In front of us, Mauritania desert with its thousand faces deleted all our inquietudes.
The company included old, nostalgic desert navigators of the Paris - Dakar like Federico Milighetti, Paolo Paladini, Andrea Tritarelli, professional travelling lovers like Fabrizio Rovella (Saharamonamour) and some followers in love with adventure and with Africa.

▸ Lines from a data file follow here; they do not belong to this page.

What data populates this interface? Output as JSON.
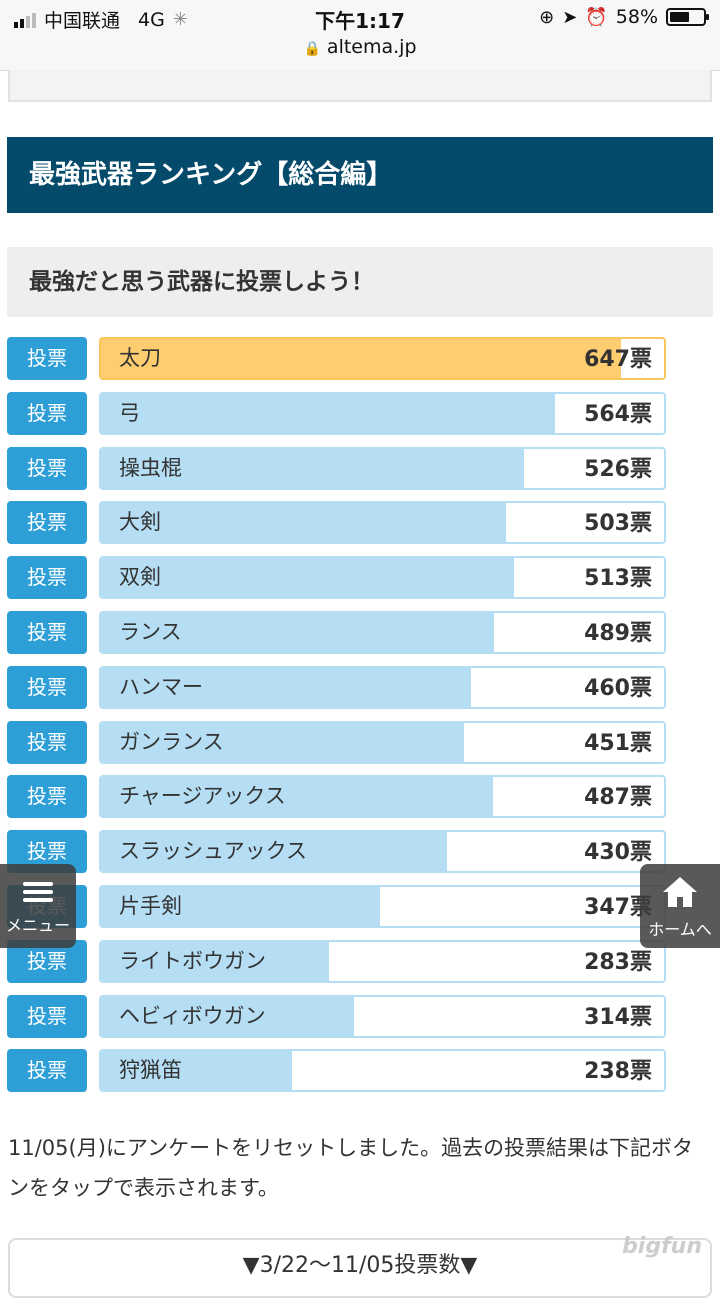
{
  "status_bar": {
    "carrier": "中国联通",
    "network": "4G",
    "time": "下午1:17",
    "battery": "58%",
    "battery_level": 0.58,
    "url": "altema.jp"
  },
  "section": {
    "title": "最強武器ランキング【総合編】",
    "subtitle": "最強だと思う武器に投票しよう！"
  },
  "vote_label": "投票",
  "max_votes": 700,
  "rankings": [
    {
      "name": "太刀",
      "votes": 647,
      "label": "647票",
      "highlight": true
    },
    {
      "name": "弓",
      "votes": 564,
      "label": "564票"
    },
    {
      "name": "操虫棍",
      "votes": 526,
      "label": "526票"
    },
    {
      "name": "大剣",
      "votes": 503,
      "label": "503票"
    },
    {
      "name": "双剣",
      "votes": 513,
      "label": "513票"
    },
    {
      "name": "ランス",
      "votes": 489,
      "label": "489票"
    },
    {
      "name": "ハンマー",
      "votes": 460,
      "label": "460票"
    },
    {
      "name": "ガンランス",
      "votes": 451,
      "label": "451票"
    },
    {
      "name": "チャージアックス",
      "votes": 487,
      "label": "487票"
    },
    {
      "name": "スラッシュアックス",
      "votes": 430,
      "label": "430票"
    },
    {
      "name": "片手剣",
      "votes": 347,
      "label": "347票"
    },
    {
      "name": "ライトボウガン",
      "votes": 283,
      "label": "283票"
    },
    {
      "name": "ヘビィボウガン",
      "votes": 314,
      "label": "314票"
    },
    {
      "name": "狩猟笛",
      "votes": 238,
      "label": "238票"
    }
  ],
  "note": "11/05(月)にアンケートをリセットしました。過去の投票結果は下記ボタンをタップで表示されます。",
  "past_results_button": "▼3/22〜11/05投票数▼",
  "floating": {
    "menu_label": "メニュー",
    "home_label": "ホームへ"
  },
  "watermark": "bigfun"
}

The itinerary was first directed towards north east, direction Akjoujt, then, crossing towns and hard stone uplands it took us to the soft hug of the sand, until reaching the big Azoueiga dunes where we did the first camp. It was impossible to resist the majesty of the dunes, which at the sunset are crossed by games of shadows and slide quietly in the breeze… and we went for it, first with the motorcycles up to the top, and then barefoot, to get inebriated by unforgettable images and sensations. From there our itinerary took us towards Terjit crossing Trifoujar pass. The oasis was our second camp. Under the fresh shadow of the palm trees we went back up long the torrent, reaching the rocky hills which dominate the canyon, to admire the immense valley which extends from the red cliffs in the direction of Atar. We slept one night in the Auberge of Terjit, where we even had the luxury of having a shower, then we took the way towards the south, following the old footprints of the official itinerary of the Paris - Dakar, which remains among the memories of some lucky ones (like our Paladini, Milighetti and Tritarelli). From here the route twists and turns towards Aujeft El Faraoun across a ours full of reservoirs, where groups of women dressed in colorful clothes and of guys run happily towards us. Then, almost suddenly, tall rocky walls stand on our sides and close until the El Anouk canyons, where also Tritarelli (my super professional pilot) couldn't resist the uncontrollable desire to stop and take some pictures.